Spatyoma geçmiş bir insanın imajinasyon yeteneği, dünya’daki durumuna göre çok artmıştır. Ama bu safhada ruh, irade ve imajinasyon faaliyetinin hemen hemen farkında değildir. Spatyomda serbestliğe kavuşan duygu ve eğilimler, hiç çaba harcamadan imajinasyon süreciyle canlanır ve ruh varlığı için gerçekmiş gibi görünür.

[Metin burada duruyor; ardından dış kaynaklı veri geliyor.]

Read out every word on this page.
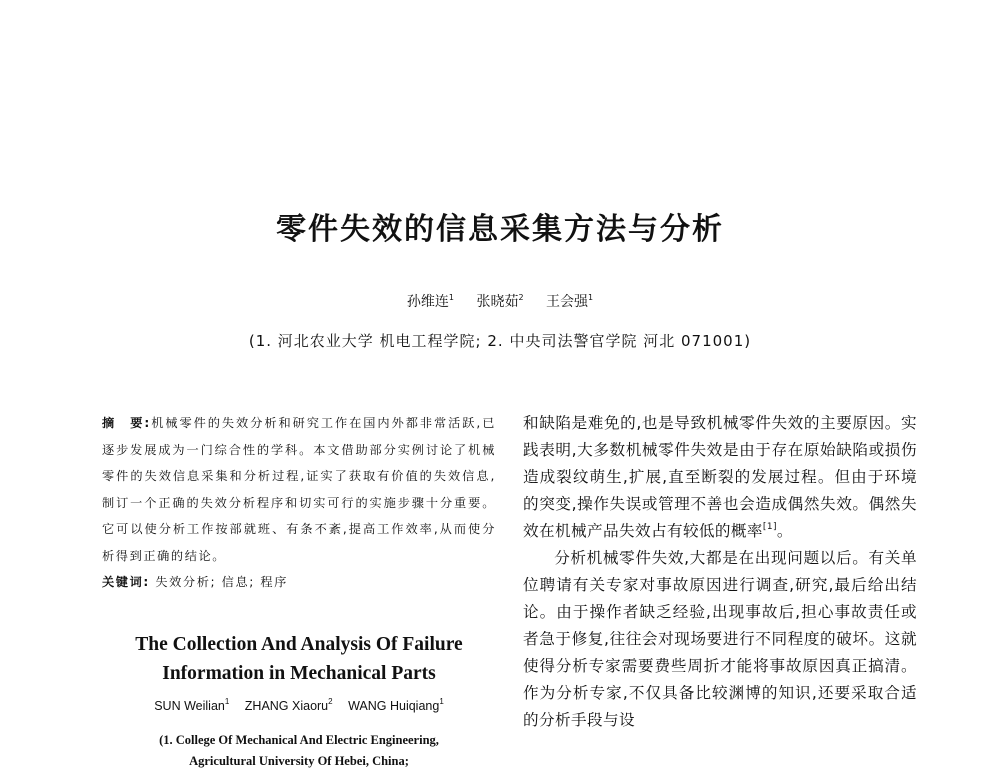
零件失效的信息采集方法与分析
孙维连$^1$ 张晓茹$^2$ 王会强$^1$
(1. 河北农业大学 机电工程学院; 2. 中央司法警官学院 河北 071001)

摘　要:机械零件的失效分析和研究工作在国内外都非常活跃,已逐步发展成为一门综合性的学科。本文借助部分实例讨论了机械零件的失效信息采集和分析过程,证实了获取有价值的失效信息,制订一个正确的失效分析程序和切实可行的实施步骤十分重要。它可以使分析工作按部就班、有条不紊,提高工作效率,从而使分析得到正确的结论。

关键词: 失效分析; 信息; 程序

The Collection And Analysis Of Failure
Information in Mechanical Parts
SUN Weilian$^1$ ZHANG Xiaoru$^2$ WANG Huiqiang$^1$
(1. College Of Mechanical And Electric Engineering,
Agricultural University Of Hebei, China;

和缺陷是难免的,也是导致机械零件失效的主要原因。实践表明,大多数机械零件失效是由于存在原始缺陷或损伤造成裂纹萌生,扩展,直至断裂的发展过程。但由于环境的突变,操作失误或管理不善也会造成偶然失效。偶然失效在机械产品失效占有较低的概率[1]。

分析机械零件失效,大都是在出现问题以后。有关单位聘请有关专家对事故原因进行调查,研究,最后给出结论。由于操作者缺乏经验,出现事故后,担心事故责任或者急于修复,往往会对现场要进行不同程度的破坏。这就使得分析专家需要费些周折才能将事故原因真正搞清。作为分析专家,不仅具备比较渊博的知识,还要采取合适的分析手段与设
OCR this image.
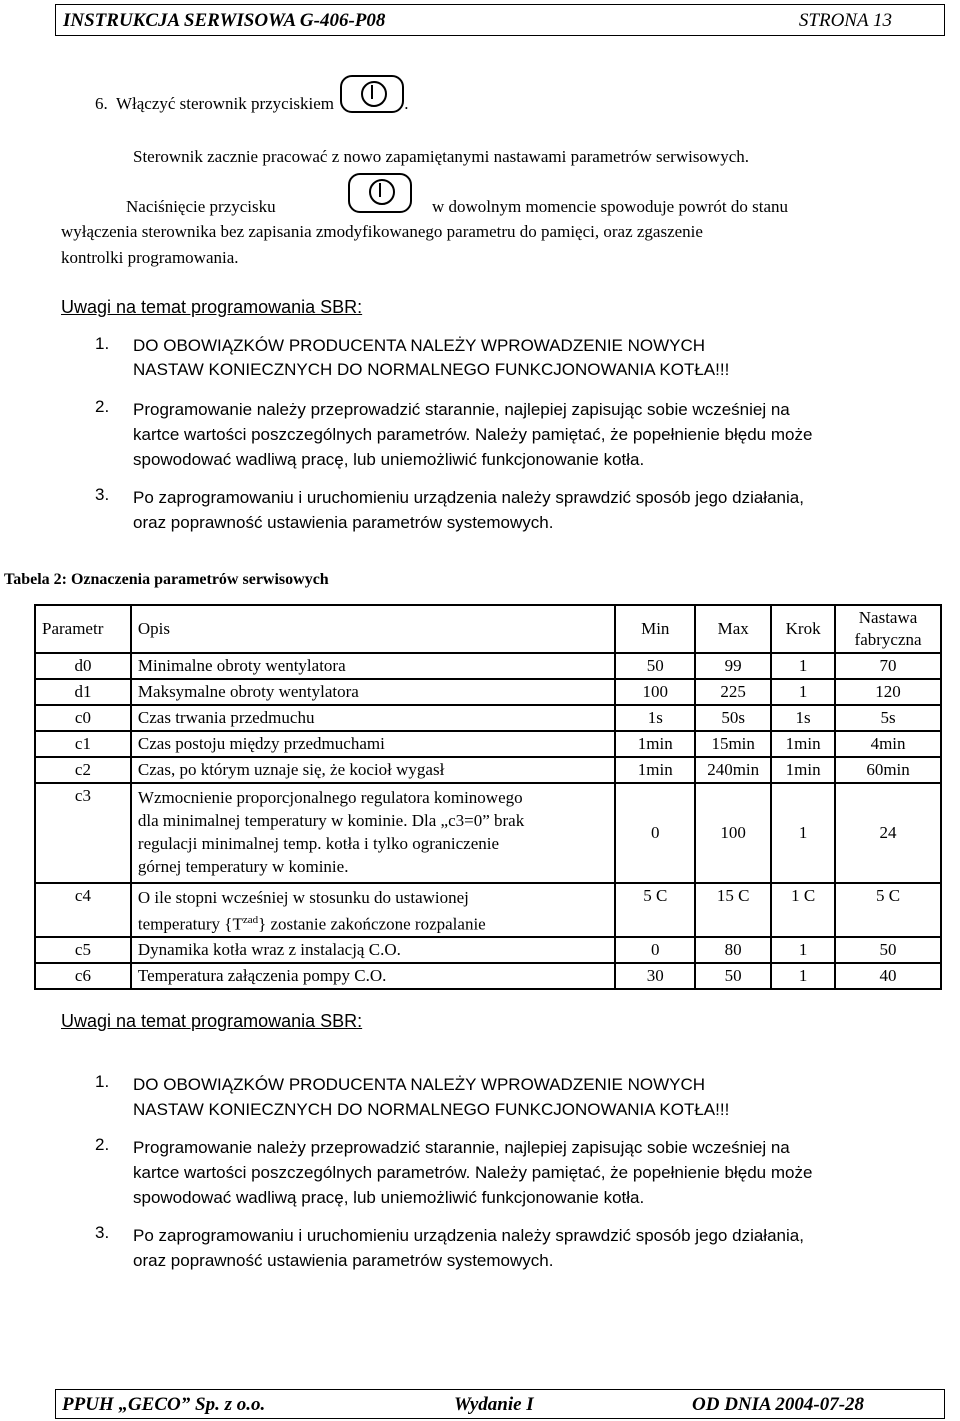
INSTRUKCJA SERWISOWA G-406-P08	STRONA 13
6. Włączyć sterownik przyciskiem	.
Sterownik zacznie pracować z nowo zapamiętanymi nastawami parametrów serwisowych.
Naciśnięcie przycisku	w dowolnym momencie spowoduje powrót do stanu
wyłączenia sterownika bez zapisania zmodyfikowanego parametru do pamięci, oraz zgaszenie
kontrolki programowania.
Uwagi na temat programowania SBR:
1. DO OBOWIĄZKÓW PRODUCENTA NALEŻY WPROWADZENIE NOWYCH
NASTAW KONIECZNYCH DO NORMALNEGO FUNKCJONOWANIA KOTŁA!!!
2. Programowanie należy przeprowadzić starannie, najlepiej zapisując sobie wcześniej na
kartce wartości poszczególnych parametrów. Należy pamiętać, że popełnienie błędu może
spowodować wadliwą pracę, lub uniemożliwić funkcjonowanie kotła.
3. Po zaprogramowaniu i uruchomieniu urządzenia należy sprawdzić sposób jego działania,
oraz poprawność ustawienia parametrów systemowych.
Tabela 2: Oznaczenia parametrów serwisowych
Parametr	Opis	Min	Max	Krok	Nastawa
fabryczna

d0	Minimalne obroty wentylatora	50	99	1	70
d1	Maksymalne obroty wentylatora	100	225	1	120
c0	Czas trwania przedmuchu	1s	50s	1s	5s
c1	Czas postoju między przedmuchami	1min	15min	1min	4min
c2	Czas, po którym uznaje się, że kocioł wygasł	1min	240min	1min	60min
c3	Wzmocnienie proporcjonalnego regulatora kominowego
dla minimalnej temperatury w kominie. Dla „c3=0” brak
regulacji minimalnej temp. kotła i tylko ograniczenie
górnej temperatury w kominie.	0	100	1	24
c4	O ile stopni wcześniej w stosunku do ustawionej
temperatury $\{T^{zad}\}$ zostanie zakończone rozpalanie	5 C	15 C	1 C	5 C
c5	Dynamika kotła wraz z instalacją C.O.	0	80	1	50
c6	Temperatura załączenia pompy C.O.	30	50	1	40
Uwagi na temat programowania SBR:
1. DO OBOWIĄZKÓW PRODUCENTA NALEŻY WPROWADZENIE NOWYCH
NASTAW KONIECZNYCH DO NORMALNEGO FUNKCJONOWANIA KOTŁA!!!
2. Programowanie należy przeprowadzić starannie, najlepiej zapisując sobie wcześniej na
kartce wartości poszczególnych parametrów. Należy pamiętać, że popełnienie błędu może
spowodować wadliwą pracę, lub uniemożliwić funkcjonowanie kotła.
3. Po zaprogramowaniu i uruchomieniu urządzenia należy sprawdzić sposób jego działania,
oraz poprawność ustawienia parametrów systemowych.
PPUH „GECO” Sp. z o.o.	Wydanie I	OD DNIA 2004-07-28
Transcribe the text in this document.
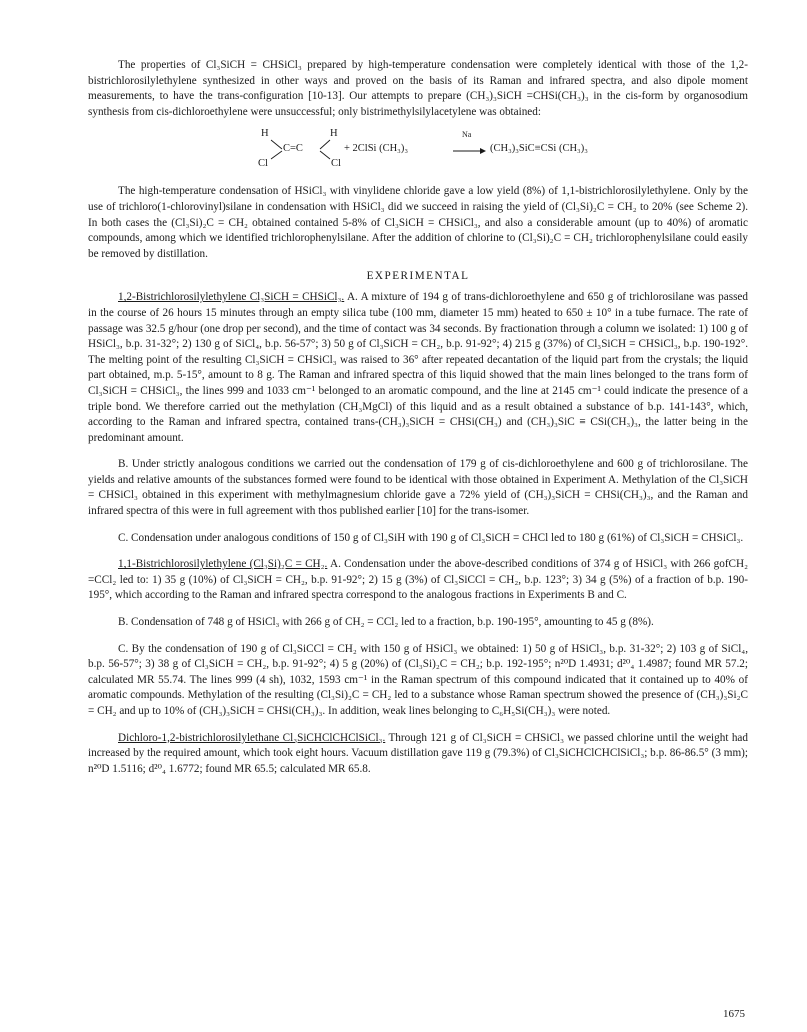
The properties of Cl₃SiCH = CHSiCl₃ prepared by high-temperature condensation were completely identical with those of the 1,2-bistrichlorosilylethylene synthesized in other ways and proved on the basis of its Raman and infrared spectra, and also dipole moment measurements, to have the trans-configuration [10-13]. Our attempts to prepare (CH₃)₃SiCH =CHSi(CH₃)₃ in the cis-form by organosodium synthesis from cis-dichloroethylene were unsuccessful; only bistrimethylsilylacetylene was obtained:

H	H
Cl	Cl
C=C	+ 2ClSi (CH₃)₃
Na
(CH₃)₃SiC≡CSi (CH₃)₃

The high-temperature condensation of HSiCl₃ with vinylidene chloride gave a low yield (8%) of 1,1-bistrichlorosilylethylene. Only by the use of trichloro(1-chlorovinyl)silane in condensation with HSiCl₃ did we succeed in raising the yield of (Cl₃Si)₂C = CH₂ to 20% (see Scheme 2). In both cases the (Cl₃Si)₂C = CH₂ obtained contained 5-8% of Cl₃SiCH = CHSiCl₃, and also a considerable amount (up to 40%) of aromatic compounds, among which we identified trichlorophenylsilane. After the addition of chlorine to (Cl₃Si)₂C = CH₂ trichlorophenylsilane could easily be removed by distillation.

EXPERIMENTAL

1,2-Bistrichlorosilylethylene Cl₃SiCH = CHSiCl₃. A. A mixture of 194 g of trans-dichloroethylene and 650 g of trichlorosilane was passed in the course of 26 hours 15 minutes through an empty silica tube (100 mm, diameter 15 mm) heated to 650 ± 10° in a tube furnace. The rate of passage was 32.5 g/hour (one drop per second), and the time of contact was 34 seconds. By fractionation through a column we isolated: 1) 100 g of HSiCl₃, b.p. 31-32°; 2) 130 g of SiCl₄, b.p. 56-57°; 3) 50 g of Cl₃SiCH = CH₂, b.p. 91-92°; 4) 215 g (37%) of Cl₃SiCH = CHSiCl₃, b.p. 190-192°. The melting point of the resulting Cl₃SiCH = CHSiCl₃ was raised to 36° after repeated decantation of the liquid part from the crystals; the liquid part obtained, m.p. 5-15°, amount to 8 g. The Raman and infrared spectra of this liquid showed that the main lines belonged to the trans form of Cl₃SiCH = CHSiCl₃, the lines 999 and 1033 cm⁻¹ belonged to an aromatic compound, and the line at 2145 cm⁻¹ could indicate the presence of a triple bond. We therefore carried out the methylation (CH₃MgCl) of this liquid and as a result obtained a substance of b.p. 141-143°, which, according to the Raman and infrared spectra, contained trans-(CH₃)₃SiCH = CHSi(CH₃) and (CH₃)₃SiC ≡ CSi(CH₃)₃, the latter being in the predominant amount.

B. Under strictly analogous conditions we carried out the condensation of 179 g of cis-dichloroethylene and 600 g of trichlorosilane. The yields and relative amounts of the substances formed were found to be identical with those obtained in Experiment A. Methylation of the Cl₃SiCH = CHSiCl₃ obtained in this experiment with methylmagnesium chloride gave a 72% yield of (CH₃)₃SiCH = CHSi(CH₃)₃, and the Raman and infrared spectra of this were in full agreement with thos published earlier [10] for the trans-isomer.

C. Condensation under analogous conditions of 150 g of Cl₃SiH with 190 g of Cl₃SiCH = CHCl led to 180 g (61%) of Cl₃SiCH = CHSiCl₃.

1,1-Bistrichlorosilylethylene (Cl₃Si)₂C = CH₂. A. Condensation under the above-described conditions of 374 g of HSiCl₃ with 266 gofCH₂ =CCl₂ led to: 1) 35 g (10%) of Cl₃SiCH = CH₂, b.p. 91-92°; 2) 15 g (3%) of Cl₃SiCCl = CH₂, b.p. 123°; 3) 34 g (5%) of a fraction of b.p. 190-195°, which according to the Raman and infrared spectra correspond to the analogous fractions in Experiments B and C.

B. Condensation of 748 g of HSiCl₃ with 266 g of CH₂ = CCl₂ led to a fraction, b.p. 190-195°, amounting to 45 g (8%).

C. By the condensation of 190 g of Cl₃SiCCl = CH₂ with 150 g of HSiCl₃ we obtained: 1) 50 g of HSiCl₃, b.p. 31-32°; 2) 103 g of SiCl₄, b.p. 56-57°; 3) 38 g of Cl₃SiCH = CH₂, b.p. 91-92°; 4) 5 g (20%) of (Cl₃Si)₂C = CH₂; b.p. 192-195°; n²⁰D 1.4931; d²⁰₄ 1.4987; found MR 57.2; calculated MR 55.74. The lines 999 (4 sh), 1032, 1593 cm⁻¹ in the Raman spectrum of this compound indicated that it contained up to 40% of aromatic compounds. Methylation of the resulting (Cl₃Si)₂C = CH₂ led to a substance whose Raman spectrum showed the presence of (CH₃)₃Si₂C = CH₂ and up to 10% of (CH₃)₃SiCH = CHSi(CH₃)₃. In addition, weak lines belonging to C₆H₅Si(CH₃)₃ were noted.

Dichloro-1,2-bistrichlorosilylethane Cl₃SiCHClCHClSiCl₃. Through 121 g of Cl₃SiCH = CHSiCl₃ we passed chlorine until the weight had increased by the required amount, which took eight hours. Vacuum distillation gave 119 g (79.3%) of Cl₃SiCHClCHClSiCl₃; b.p. 86-86.5° (3 mm); n²⁰D 1.5116; d²⁰₄ 1.6772; found MR 65.5; calculated MR 65.8.

1675
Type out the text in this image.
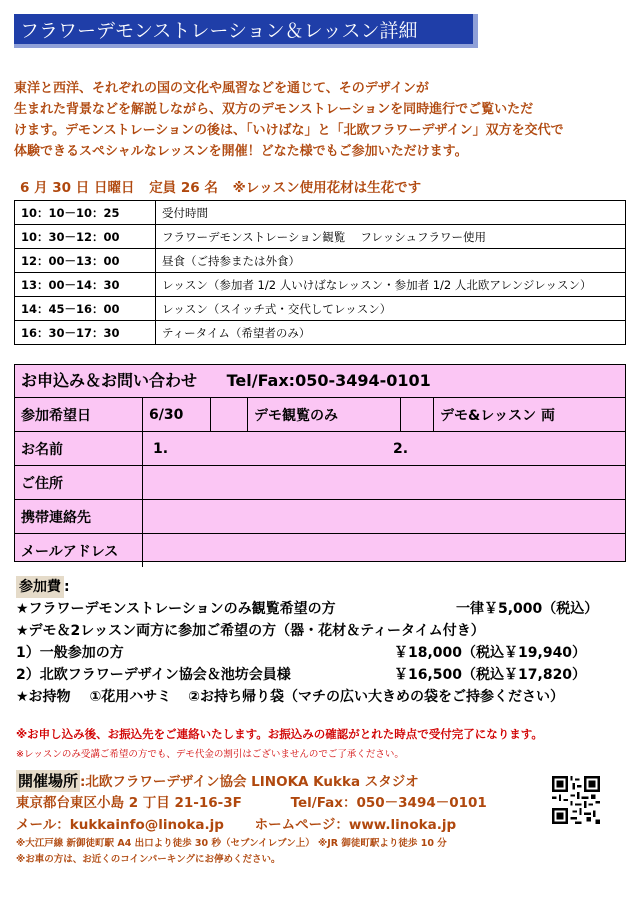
フラワーデモンストレーション＆レッスン詳細
東洋と西洋、それぞれの国の文化や風習などを通じて、そのデザインが
生まれた背景などを解説しながら、双方のデモンストレーションを同時進行でご覧いただ
けます。デモンストレーションの後は、「いけばな」と「北欧フラワーデザイン」双方を交代で
体験できるスペシャルなレッスンを開催！どなた様でもご参加いただけます。
6 月 30 日 日曜日 定員 26 名 ※レッスン使用花材は生花です
10：10－10：25	受付時間
10：30－12：00	フラワーデモンストレーション観覧　 フレッシュフラワー使用
12：00－13：00	昼食（ご持参または外食）
13：00－14：30	レッスン（参加者 1/2 人いけばなレッスン・参加者 1/2 人北欧アレンジレッスン）
14：45－16：00	レッスン（スイッチ式・交代してレッスン）
16：30－17：30	ティータイム（希望者のみ）
お申込み＆お問い合わせ Tel/Fax:050-3494-0101
参加希望日	6/30		デモ観覧のみ		デモ&レッスン 両
お名前	1. 2.				
ご住所					
携帯連絡先					
メールアドレス					
参加費 :
★フラワーデモンストレーションのみ観覧希望の方	一律￥5,000（税込）
★デモ＆2レッスン両方に参加ご希望の方（器・花材＆ティータイム付き）
1）一般参加の方	￥18,000（税込￥19,940）
2）北欧フラワーデザイン協会＆池坊会員様	￥16,500（税込￥17,820）
★お持物 ①花用ハサミ ②お持ち帰り袋（マチの広い大きめの袋をご持参ください）
※お申し込み後、お振込先をご連絡いたします。お振込みの確認がとれた時点で受付完了になります。
※レッスンのみ受講ご希望の方でも、デモ代金の割引はございませんのでご了承ください。
開催場所 :北欧フラワーデザイン協会 LINOKA Kukka スタジオ
東京都台東区小島 2 丁目 21-16-3F	Tel/Fax：050－3494－0101
メール：kukkainfo@linoka.jp ホームページ：www.linoka.jp
※大江戸線 新御徒町駅 A4 出口より徒歩 30 秒（セブンイレブン上） ※JR 御徒町駅より徒歩 10 分
※お車の方は、お近くのコインパーキングにお停めください。
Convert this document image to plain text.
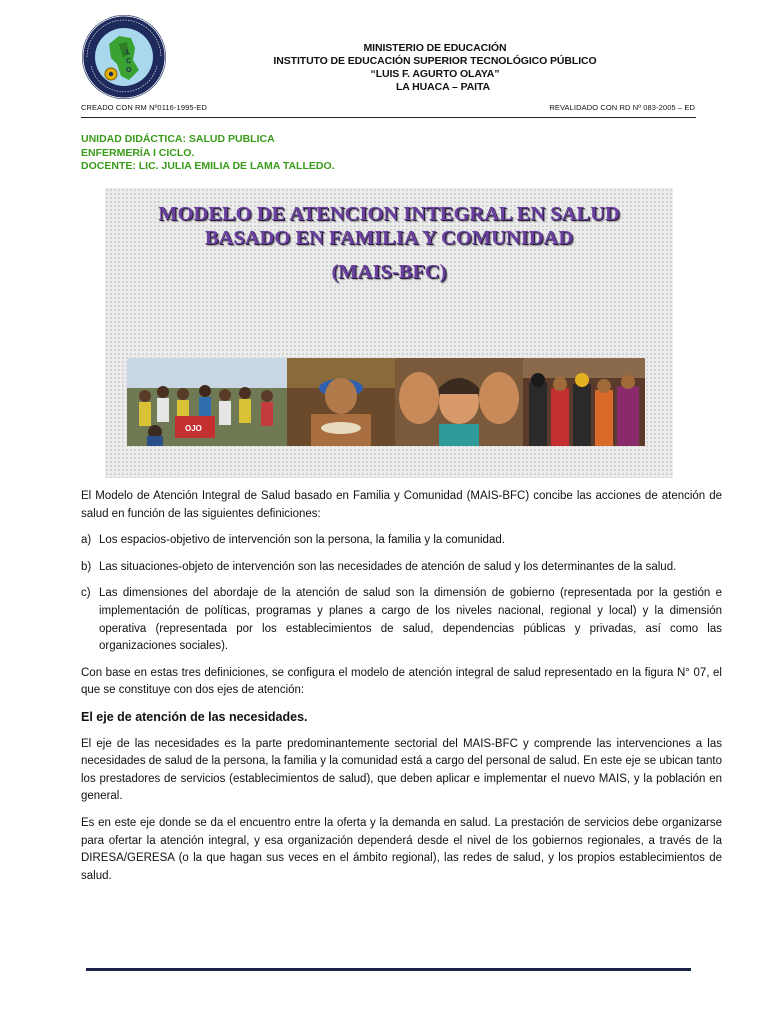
L
C
O
MINISTERIO DE EDUCACIÓN
INSTITUTO DE EDUCACIÓN SUPERIOR TECNOLÓGICO PÚBLICO
“LUIS F. AGURTO OLAYA”
LA HUACA – PAITA
CREADO CON RM Nº0116-1995-ED	REVALIDADO CON RD Nº 083-2005 – ED
UNIDAD DIDÁCTICA: SALUD PUBLICA
ENFERMERÍA I CICLO.
DOCENTE: LIC. JULIA EMILIA DE LAMA TALLEDO.
MODELO DE ATENCION INTEGRAL EN SALUD
BASADO EN FAMILIA Y COMUNIDAD
(MAIS-BFC)
OJO

El Modelo de Atención Integral de Salud basado en Familia y Comunidad (MAIS-BFC) concibe las acciones de atención de salud en función de las siguientes definiciones:

a) Los espacios-objetivo de intervención son la persona, la familia y la comunidad.
b) Las situaciones-objeto de intervención son las necesidades de atención de salud y los determinantes de la salud.
c) Las dimensiones del abordaje de la atención de salud son la dimensión de gobierno (representada por la gestión e implementación de políticas, programas y planes a cargo de los niveles nacional, regional y local) y la dimensión operativa (representada por los establecimientos de salud, dependencias públicas y privadas, así como las organizaciones sociales).

Con base en estas tres definiciones, se configura el modelo de atención integral de salud representado en la figura N° 07, el que se constituye con dos ejes de atención:

El eje de atención de las necesidades.

El eje de las necesidades es la parte predominantemente sectorial del MAIS-BFC y comprende las intervenciones a las necesidades de salud de la persona, la familia y la comunidad está a cargo del personal de salud. En este eje se ubican tanto los prestadores de servicios (establecimientos de salud), que deben aplicar e implementar el nuevo MAIS, y la población en general.

Es en este eje donde se da el encuentro entre la oferta y la demanda en salud. La prestación de servicios debe organizarse para ofertar la atención integral, y esa organización dependerá desde el nivel de los gobiernos regionales, a través de la DIRESA/GERESA (o la que hagan sus veces en el ámbito regional), las redes de salud, y los propios establecimientos de salud.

Ruhların, bedeni bıraktıktan sonra hemen girdikleri bu safha bir çeşit şuursuzluk ve teşevvüş (şaşkınlık) safhasıdır. Bu merhalede bulunan ruhlar, kendi görüşlerine uygun gelmeyen yabancı bir ortamın içinde birbirini takipeden, genellikle tatsız olayların ve sürprizlerin karşısında şaşkın ve karışık bir ruh hali içindedirler. Etraflarında olup biten şeyleri yalan yanlış tefsir etmeye çalışırken, onların nasıl meydana geldiğini bilmezler. Buradaki varlıklar birçok şey meydana getirirler, fakat karşılarında bulunan bu objelerin kendi imajinasyonlarının ürünü olduğunu bilmezler. Burada yaşadıkları hayat tamamiyle kendi imajinasyonlarının yarattığı hayattır.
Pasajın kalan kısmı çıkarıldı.